Looks more like a systemic issue in the Rust development process to me tbh.

What's more shocking though is that even after a 90% size reduction, a vanilla hello world is still 415 KBytes. That's about 10..100x bigger than I would expect from a low level "systems programming language".

lifthrasiir · 2 years ago
A vast majority of that 415 KB is due to the backtrace support, which is amazingly complicated. (See my other comment for specifics.) It will depend on some more machinaries from std, and a "simple" hello world can always panic if stdout is closed or so, therefore that part of std cannot be easily removed unless you are fine with useless backtraces.

Also, Rust has no direct platform support unlike C. So everything has to be statically linked to be portable. A statically linked glibc is indeed much larger than that (~800 KB in my machine). Conversely, you can sacrifice portability and link to `libstd*.so` dynamically to get a very small binary (~17 KB in my machine, both for C and Rust).

alpaca128 · 2 years ago
> nobody took the time to actually do it

Because in the end almost nobody actually cares about it enough to create a fix.

Small binaries are great, but people care mainly about how fast it compiles and how fast it runs, and in the few cases where the binary size is important it was already possible to shrink it significantly (more than with this new change). In my entire life I have never heard a user complain about the size of the binary, what people really care about is efficiency/speed at runtime. That's why people regularly mention VS Code using Electron, but not that its installation package alone has >500MB.

shzhdbi09gv8ioi · 2 years ago
If you read the article you would know that this is just about changing defaults. You already could achieve this by editing your project's Cargo.toml. As is documented and discussed in several places over the years (google "shrink rust binary size").

The `strip` was added to rust nightly in 2020.

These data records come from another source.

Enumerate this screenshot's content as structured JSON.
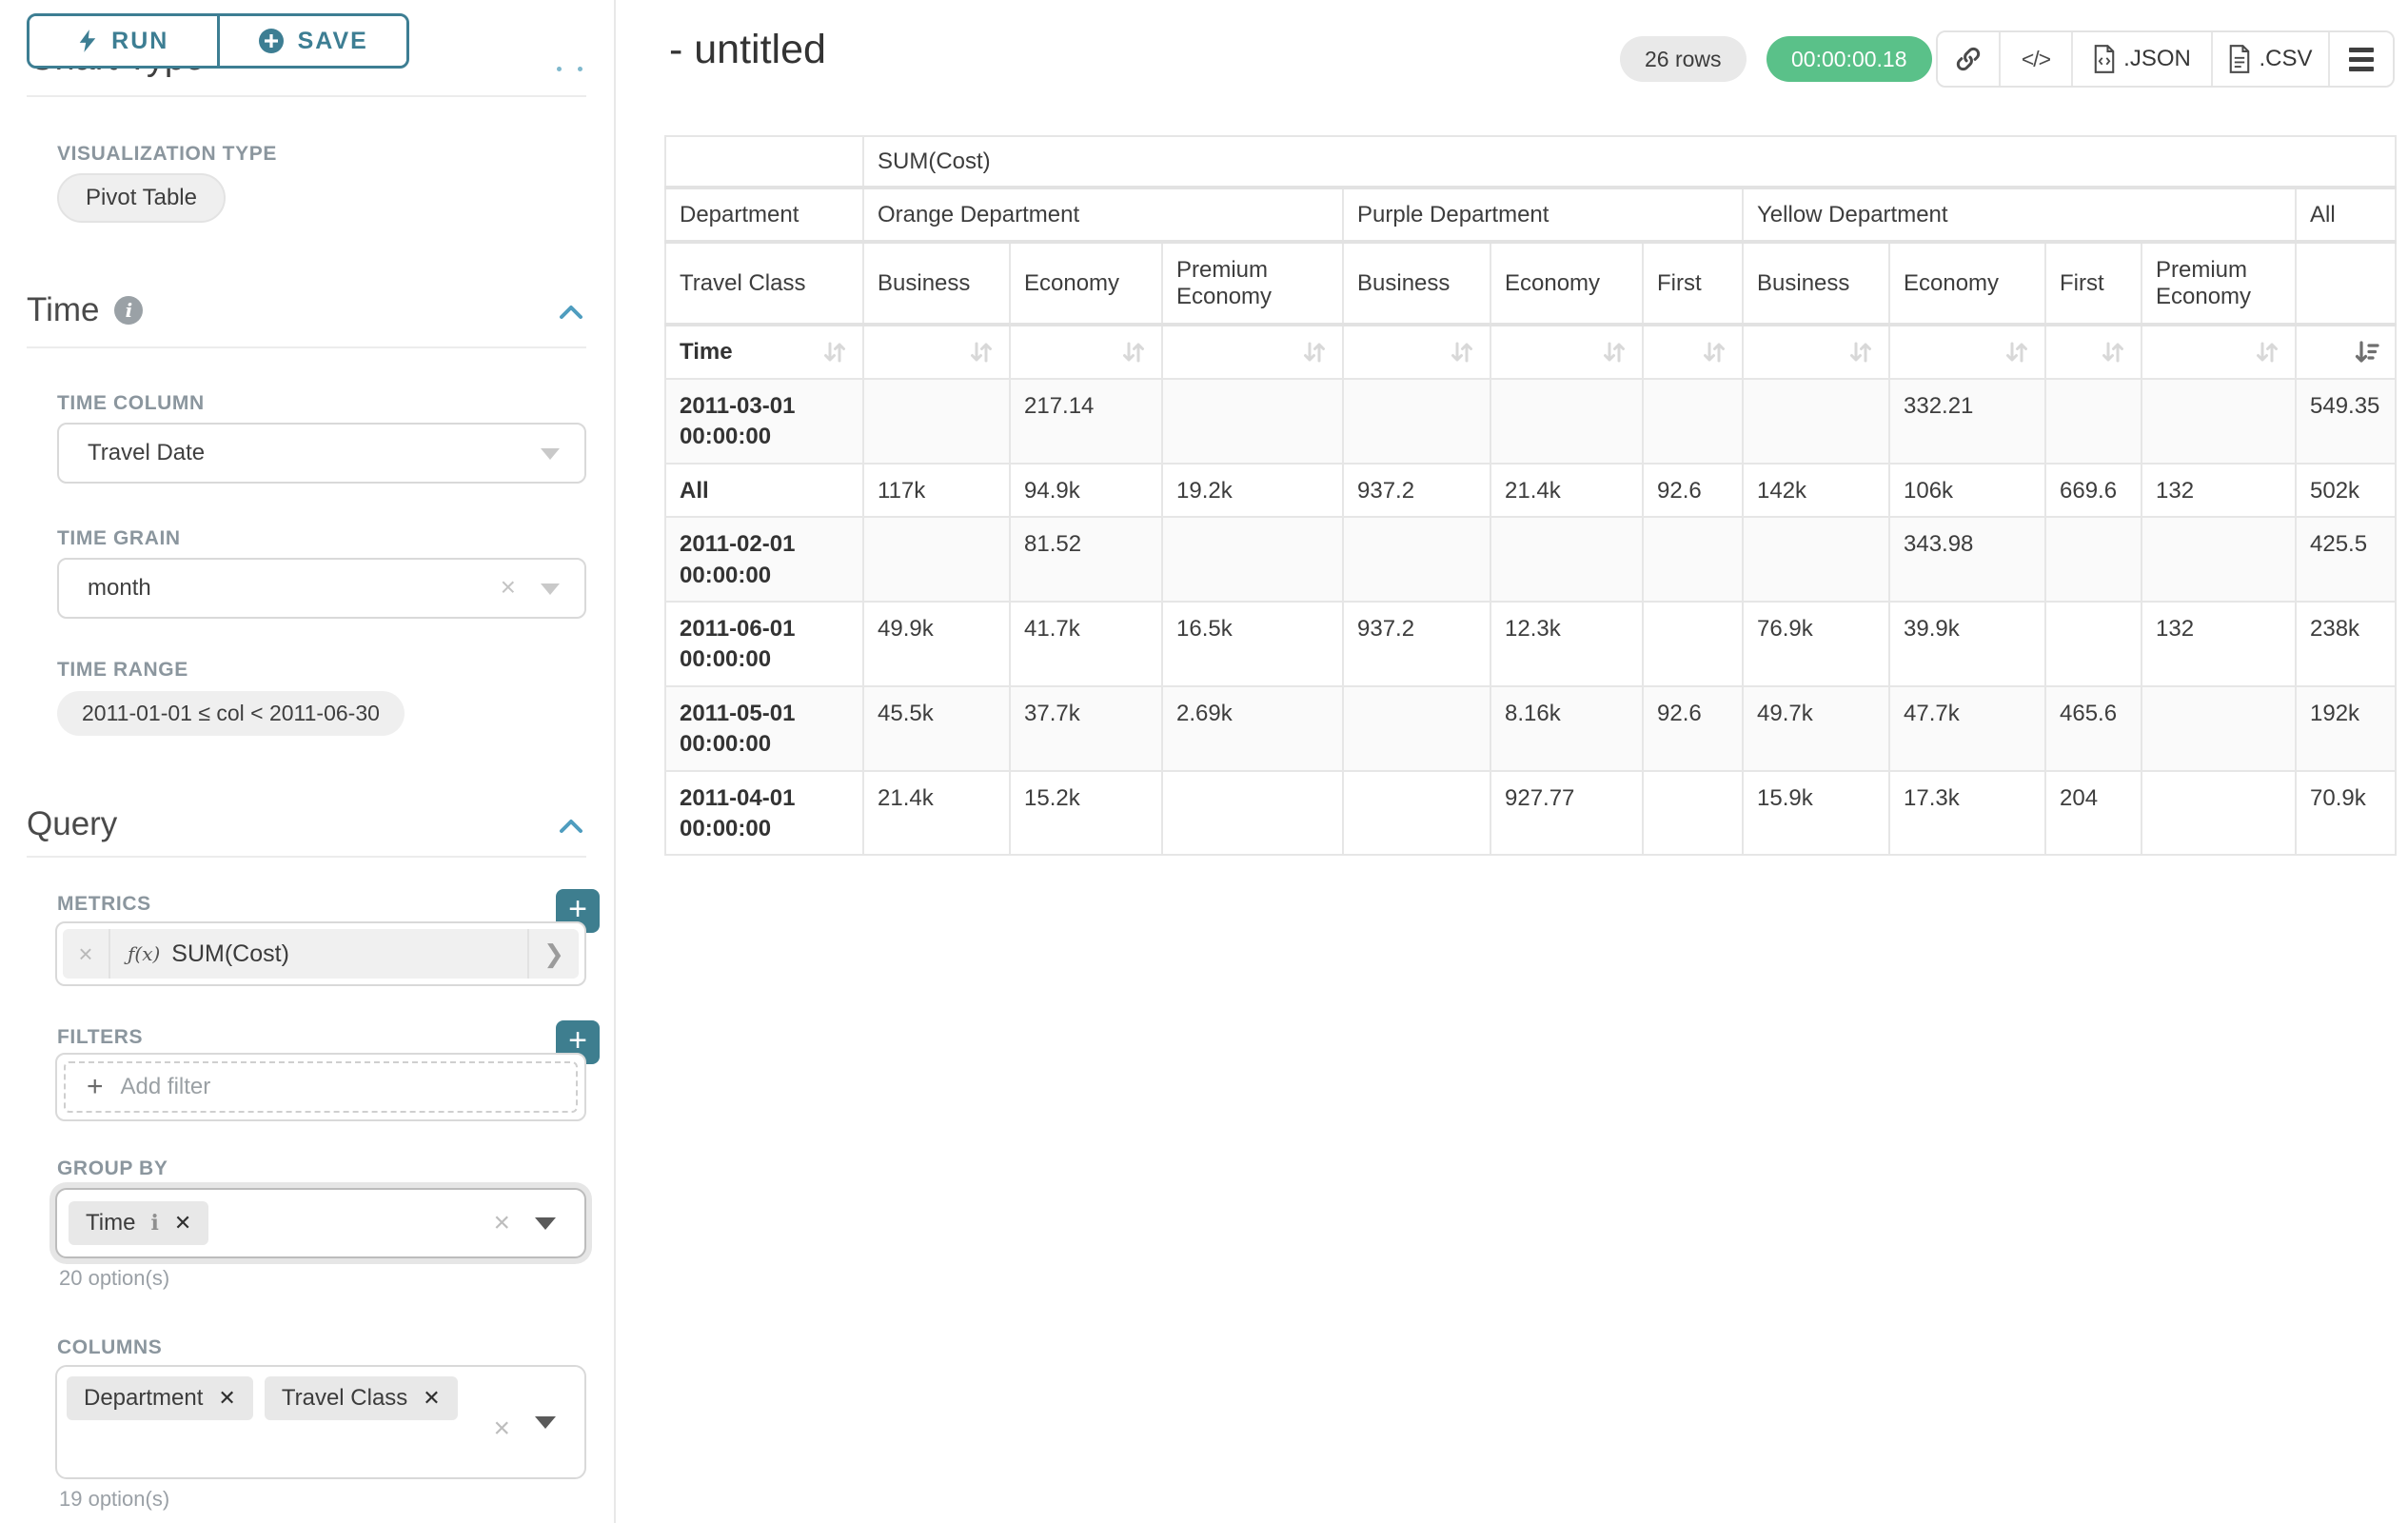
{
  "colors": {
    "accent_teal": "#3d7e93",
    "plus_button_teal": "#3e7e8f",
    "timer_green": "#5ac189",
    "badge_gray": "#e9e9e9"
  },
  "sidebar": {
    "run_label": "RUN",
    "save_label": "SAVE",
    "chart_type_heading": "Chart Type",
    "viz": {
      "label": "VISUALIZATION TYPE",
      "value": "Pivot Table"
    },
    "time": {
      "title": "Time",
      "time_column_label": "TIME COLUMN",
      "time_column_value": "Travel Date",
      "time_grain_label": "TIME GRAIN",
      "time_grain_value": "month",
      "time_range_label": "TIME RANGE",
      "time_range_value": "2011-01-01 ≤ col < 2011-06-30"
    },
    "query": {
      "title": "Query",
      "metrics_label": "METRICS",
      "metric_fx": "ƒ(x)",
      "metric_name": "SUM(Cost)",
      "filters_label": "FILTERS",
      "add_filter_label": "Add filter",
      "group_by_label": "GROUP BY",
      "group_by_chips": [
        {
          "label": "Time",
          "info": true
        }
      ],
      "group_by_helper": "20 option(s)",
      "columns_label": "COLUMNS",
      "columns_chips": [
        {
          "label": "Department"
        },
        {
          "label": "Travel Class"
        }
      ],
      "columns_helper": "19 option(s)"
    }
  },
  "header": {
    "title": "- untitled",
    "rows_badge": "26 rows",
    "timer_badge": "00:00:00.18",
    "export_json_label": ".JSON",
    "export_csv_label": ".CSV"
  },
  "icons": {
    "run": "bolt-icon",
    "save": "plus-circle-icon",
    "share": "link-icon",
    "embed": "code-icon",
    "export": "file-icon",
    "more": "hamburger-menu-icon",
    "sort_inactive": "sort-both-icon",
    "sort_active": "sort-descending-icon"
  },
  "pivot": {
    "metric_header": "SUM(Cost)",
    "corner_label": "Department",
    "row_axis_label": "Travel Class",
    "time_label": "Time",
    "groups": [
      {
        "label": "Orange Department",
        "span": 3
      },
      {
        "label": "Purple Department",
        "span": 3
      },
      {
        "label": "Yellow Department",
        "span": 4
      },
      {
        "label": "All",
        "span": 1
      }
    ],
    "columns": [
      "Business",
      "Economy",
      "Premium Economy",
      "Business",
      "Economy",
      "First",
      "Business",
      "Economy",
      "First",
      "Premium Economy",
      ""
    ],
    "rows": [
      {
        "label": "2011-03-01 00:00:00",
        "short": false,
        "values": [
          "",
          "217.14",
          "",
          "",
          "",
          "",
          "",
          "332.21",
          "",
          "",
          "549.35"
        ]
      },
      {
        "label": "All",
        "short": true,
        "values": [
          "117k",
          "94.9k",
          "19.2k",
          "937.2",
          "21.4k",
          "92.6",
          "142k",
          "106k",
          "669.6",
          "132",
          "502k"
        ]
      },
      {
        "label": "2011-02-01 00:00:00",
        "short": false,
        "values": [
          "",
          "81.52",
          "",
          "",
          "",
          "",
          "",
          "343.98",
          "",
          "",
          "425.5"
        ]
      },
      {
        "label": "2011-06-01 00:00:00",
        "short": false,
        "values": [
          "49.9k",
          "41.7k",
          "16.5k",
          "937.2",
          "12.3k",
          "",
          "76.9k",
          "39.9k",
          "",
          "132",
          "238k"
        ]
      },
      {
        "label": "2011-05-01 00:00:00",
        "short": false,
        "values": [
          "45.5k",
          "37.7k",
          "2.69k",
          "",
          "8.16k",
          "92.6",
          "49.7k",
          "47.7k",
          "465.6",
          "",
          "192k"
        ]
      },
      {
        "label": "2011-04-01 00:00:00",
        "short": false,
        "values": [
          "21.4k",
          "15.2k",
          "",
          "",
          "927.77",
          "",
          "15.9k",
          "17.3k",
          "204",
          "",
          "70.9k"
        ]
      }
    ]
  }
}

1: https://github.com/johnthagen/min-sized-rust

2: https://kerkour.com/optimize-rust-binary-size

3: https://rustrepo.com/repo/johnthagen-min-sized-rust

4: https://sing.stanford.edu/site/publications/rust-lctes22.pdf

5: https://arusahni.net/blog/2020/03/optimizing-rust-binary-siz...

zozbot234 · 2 years ago
> but then nobody took the time to actually do it

That happens all the time, it's called prioritizing. If you don't let people prioritize, they will burn out and leave the project. That's not what you want.

milianw · 2 years ago
I applaud this initiative. yet I wonder - the ideal situation would be to not throw away the debug info (ever), but rather it should be put into an external file. even Linux supports this for many years and nowadays we even have direct support with dwarf5/dwo. is trust taken any action towards that direction?

after all: without debug info (which you do not want to ship to customers necessarily), you cannot do profiling or debugging in any meaningful way...

lifthrasiir · 2 years ago
Cargo does support `split-debuginfo` [1] but it still has some rough edges in my experience. I do think that is the ultimate way to go in the future.

[1] https://doc.rust-lang.org/cargo/reference/profiles.html#spli...

emi2k01 · 2 years ago
Splitting the debug info from the executable is supported on the 3-big-OSes but only enabled by default on Windows (and maybe macOS?)
goku12 · 2 years ago
Many Linux distributions have debuginfod servers that supply split debugging symbols on demand. So one could argue that it's implemented by default on Linux too.